Explained: Anti-SLAPP provision tied with Johnny Depp-Amber Heard trial
- Johnny Depp's multimillion-dollar defamation case against Amber Heard began on Monday
- The actor is suing his ex-wife for $50 million, claiming she defamed him in an opinion piece
- Depp and Heard are squaring off in court in Fairfax County, Virginia
Johnny Depp's multimillion-dollar defamation case against Amber Heard began on Monday, with the actor suing his ex-wife for $50 million, claiming she defamed him in an opinion piece published in The Washington Post in December 2018.
Depp and Heard are squaring off in court in Fairfax County, Virginia, where the trial will be held due of its proximity to the Post's offices.
The Pirates of the Caribbean star sued Heard for libel in Virginia after The Washington Post published her opinion article in which she claimed she was a victim of domestic abuse. While she did not name Depp, Depp's legal team claims it was obvious who she was talking to.
The article was titled, "I spoke up against sexual violence—and faced our culture's wrath. That has to change."
According to Depp's attorneys, the op-ed caused him to lose work.
Meanwhile, Heard has filed a complaint for defamation and nuisance against her ex-husband.
Depp recently lost a defamation suit in the United Kingdom against The Sun, a British tabloid, on allegations of domestic violence towards Heard.
Last month, a judge concluded that Heard can invoke the anti-SLAPP provision in her defence. State laws differ in terms of the protection provided against SLAPP cases.
SLAPP is for Strategic Action Against Public Participation, and it means that Heard can argue to a jury that she should be protected from a libel lawsuit because the article was about a topic of public interest.
According to ABC, Heard's attorney, Elaine Bredehoft, contended that the piece addressed a significant issue—preventing domestic abuse—that is important to the public.
While Depp's attorney, Benjamin Chew, stated that anti-SLAPP statutes are not designed to interfere in private conflicts such as those between Depp and Heard.
Judge Penney Azcarate ruled against Depp, and now Heard's lawyers can use this argument (that her essay is of public interest) to seek for her immunity during the trial.
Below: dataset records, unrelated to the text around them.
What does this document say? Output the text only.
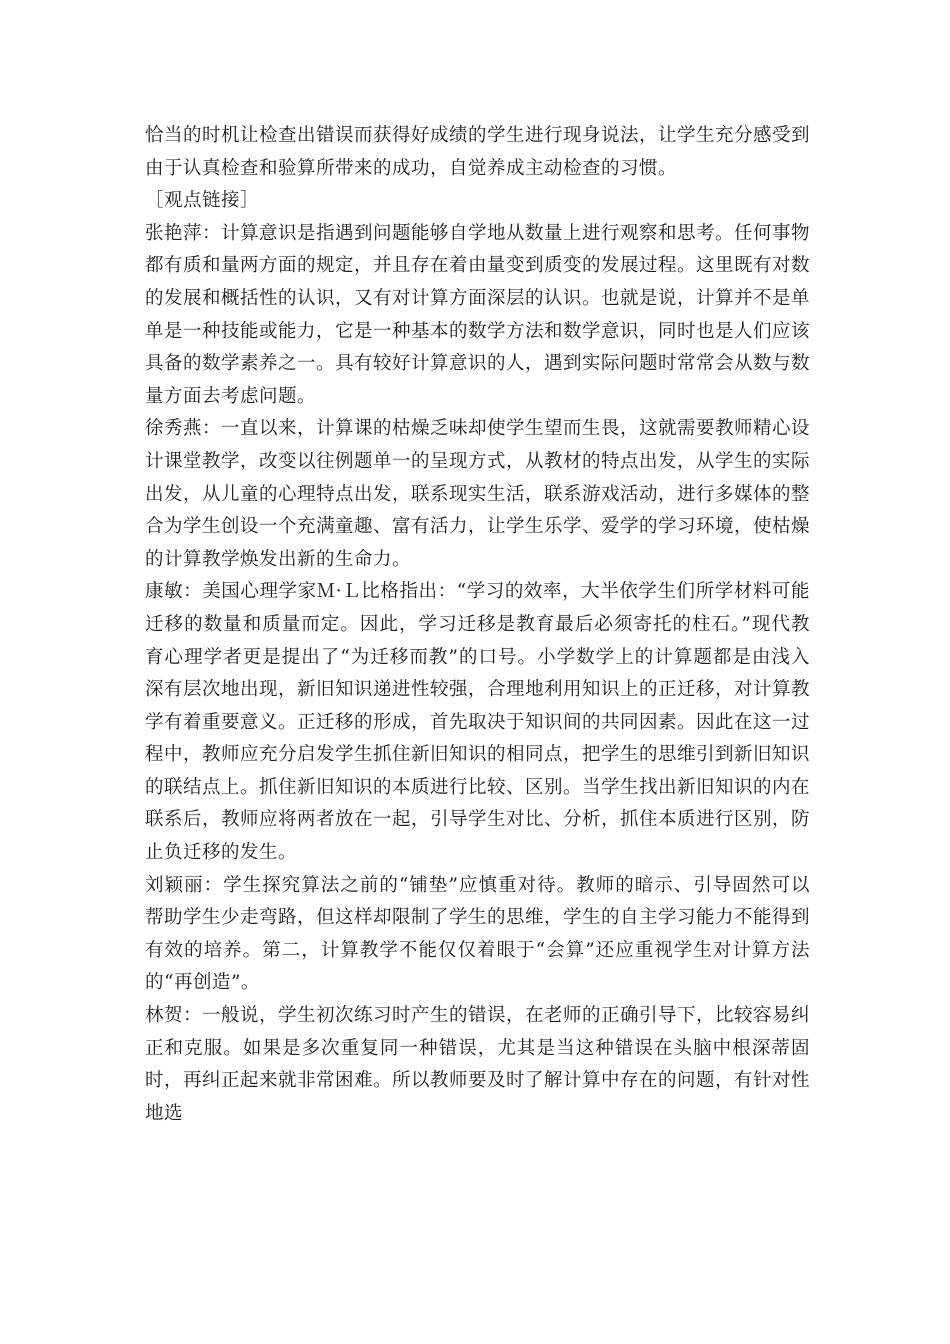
恰当的时机让检查出错误而获得好成绩的学生进行现身说法，让学生充分感受到由于认真检查和验算所带来的成功，自觉养成主动检查的习惯。

［观点链接］

张艳萍：计算意识是指遇到问题能够自学地从数量上进行观察和思考。任何事物都有质和量两方面的规定，并且存在着由量变到质变的发展过程。这里既有对数的发展和概括性的认识，又有对计算方面深层的认识。也就是说，计算并不是单单是一种技能或能力，它是一种基本的数学方法和数学意识，同时也是人们应该具备的数学素养之一。具有较好计算意识的人，遇到实际问题时常常会从数与数量方面去考虑问题。

徐秀燕：一直以来，计算课的枯燥乏味却使学生望而生畏，这就需要教师精心设计课堂教学，改变以往例题单一的呈现方式，从教材的特点出发，从学生的实际出发，从儿童的心理特点出发，联系现实生活，联系游戏活动，进行多媒体的整合为学生创设一个充满童趣、富有活力，让学生乐学、爱学的学习环境，使枯燥的计算教学焕发出新的生命力。

康敏：美国心理学家Ｍ·Ｌ比格指出：“学习的效率，大半依学生们所学材料可能迁移的数量和质量而定。因此，学习迁移是教育最后必须寄托的柱石。”现代教育心理学者更是提出了“为迁移而教”的口号。小学数学上的计算题都是由浅入深有层次地出现，新旧知识递进性较强，合理地利用知识上的正迁移，对计算教学有着重要意义。正迁移的形成，首先取决于知识间的共同因素。因此在这一过程中，教师应充分启发学生抓住新旧知识的相同点，把学生的思维引到新旧知识的联结点上。抓住新旧知识的本质进行比较、区别。当学生找出新旧知识的内在联系后，教师应将两者放在一起，引导学生对比、分析，抓住本质进行区别，防止负迁移的发生。

刘颖丽：学生探究算法之前的“铺垫”应慎重对待。教师的暗示、引导固然可以帮助学生少走弯路，但这样却限制了学生的思维，学生的自主学习能力不能得到有效的培养。第二，计算教学不能仅仅着眼于“会算”还应重视学生对计算方法的“再创造”。

林贺：一般说，学生初次练习时产生的错误，在老师的正确引导下，比较容易纠正和克服。如果是多次重复同一种错误，尤其是当这种错误在头脑中根深蒂固时，再纠正起来就非常困难。所以教师要及时了解计算中存在的问题，有针对性地选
According to the Reporters Committee for Freedom of the Press, "Anti-SLAPP laws are intended to prevent people from using courts, and potential threats of a lawsuit, to intimidate people who are exercising their First Amendment rights."
"In terms of reporting, news organizations and individual journalists can use anti-SLAPP statutes to protect themselves from the financial threat of a groundless defamation case brought by a subject of an enterprise or investigative story,” the statement added.
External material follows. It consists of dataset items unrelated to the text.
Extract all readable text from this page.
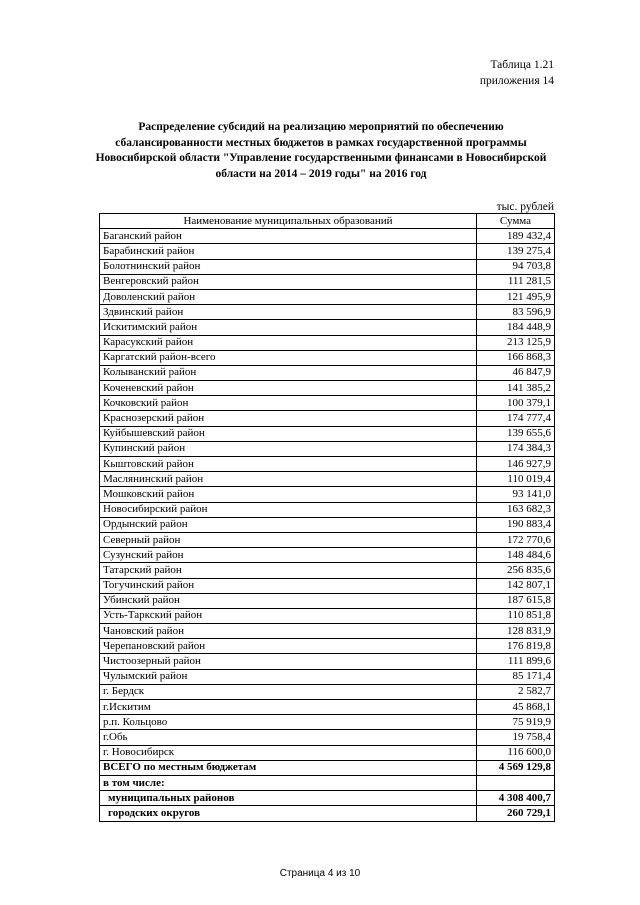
Таблица 1.21
приложения 14
Распределение субсидий на реализацию мероприятий по обеспечению сбалансированности местных бюджетов в рамках государственной программы Новосибирской области "Управление государственными финансами в Новосибирской области на 2014 – 2019 годы" на 2016 год
тыс. рублей
Наименование муниципальных образований	Сумма
Баганский район	189 432,4
Барабинский район	139 275,4
Болотнинский район	94 703,8
Венгеровский район	111 281,5
Доволенский район	121 495,9
Здвинский район	83 596,9
Искитимский район	184 448,9
Карасукский район	213 125,9
Каргатский район-всего	166 868,3
Колыванский район	46 847,9
Коченевский район	141 385,2
Кочковский район	100 379,1
Краснозерский район	174 777,4
Куйбышевский район	139 655,6
Купинский район	174 384,3
Кыштовский район	146 927,9
Маслянинский район	110 019,4
Мошковский район	93 141,0
Новосибирский район	163 682,3
Ордынский район	190 883,4
Северный район	172 770,6
Сузунский район	148 484,6
Татарский район	256 835,6
Тогучинский район	142 807,1
Убинский район	187 615,8
Усть-Таркский район	110 851,8
Чановский район	128 831,9
Черепановский район	176 819,8
Чистоозерный район	111 899,6
Чулымский район	85 171,4
г. Бердск	2 582,7
г.Искитим	45 868,1
р.п. Кольцово	75 919,9
г.Обь	19 758,4
г. Новосибирск	116 600,0
ВСЕГО по местным бюджетам	4 569 129,8
в том числе:	
муниципальных районов	4 308 400,7
городских округов	260 729,1
Страница 4 из 10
Heard added, "I have always maintained a love for Johnny and it brings me great pain to have to live out the details of our past life together in front of the world. At this time, I recognize the ongoing support I've been fortunate to receive throughout these years, and in these coming weeks I will be leaning on it more than ever."
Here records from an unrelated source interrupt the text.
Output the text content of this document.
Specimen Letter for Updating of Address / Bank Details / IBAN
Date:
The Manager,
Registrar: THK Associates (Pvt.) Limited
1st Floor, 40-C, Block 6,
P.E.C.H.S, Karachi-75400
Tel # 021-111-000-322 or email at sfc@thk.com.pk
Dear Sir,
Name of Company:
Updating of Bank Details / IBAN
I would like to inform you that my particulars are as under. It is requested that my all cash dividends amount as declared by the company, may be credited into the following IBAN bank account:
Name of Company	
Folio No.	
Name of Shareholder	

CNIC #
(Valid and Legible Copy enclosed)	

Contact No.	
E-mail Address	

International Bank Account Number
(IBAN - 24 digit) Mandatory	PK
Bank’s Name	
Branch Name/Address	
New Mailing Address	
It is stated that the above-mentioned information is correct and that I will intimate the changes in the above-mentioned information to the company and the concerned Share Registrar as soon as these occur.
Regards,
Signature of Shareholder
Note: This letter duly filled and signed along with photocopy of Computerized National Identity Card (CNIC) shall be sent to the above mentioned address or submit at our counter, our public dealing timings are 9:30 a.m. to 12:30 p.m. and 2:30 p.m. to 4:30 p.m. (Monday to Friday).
Depp and Heard started dating after meeting on the set of their 2011 film The Rum Diary, and they married in 2015. The next year, Heard filed for divorce, and their marriage was officially dissolved in January 2017.
During their divorce proceedings in Los Angeles in 2016, Aquaman actor Heard accused Depp of domestic abuse for the first time.
In 2020, Depp famously lost a libel action against The Sun, which called him a "wife-beater" in response to Heard's charges.
As the trial came to a close, the presiding judge determined that the charges made by the newspaper that the actor was abusive to Heard were "substantially true."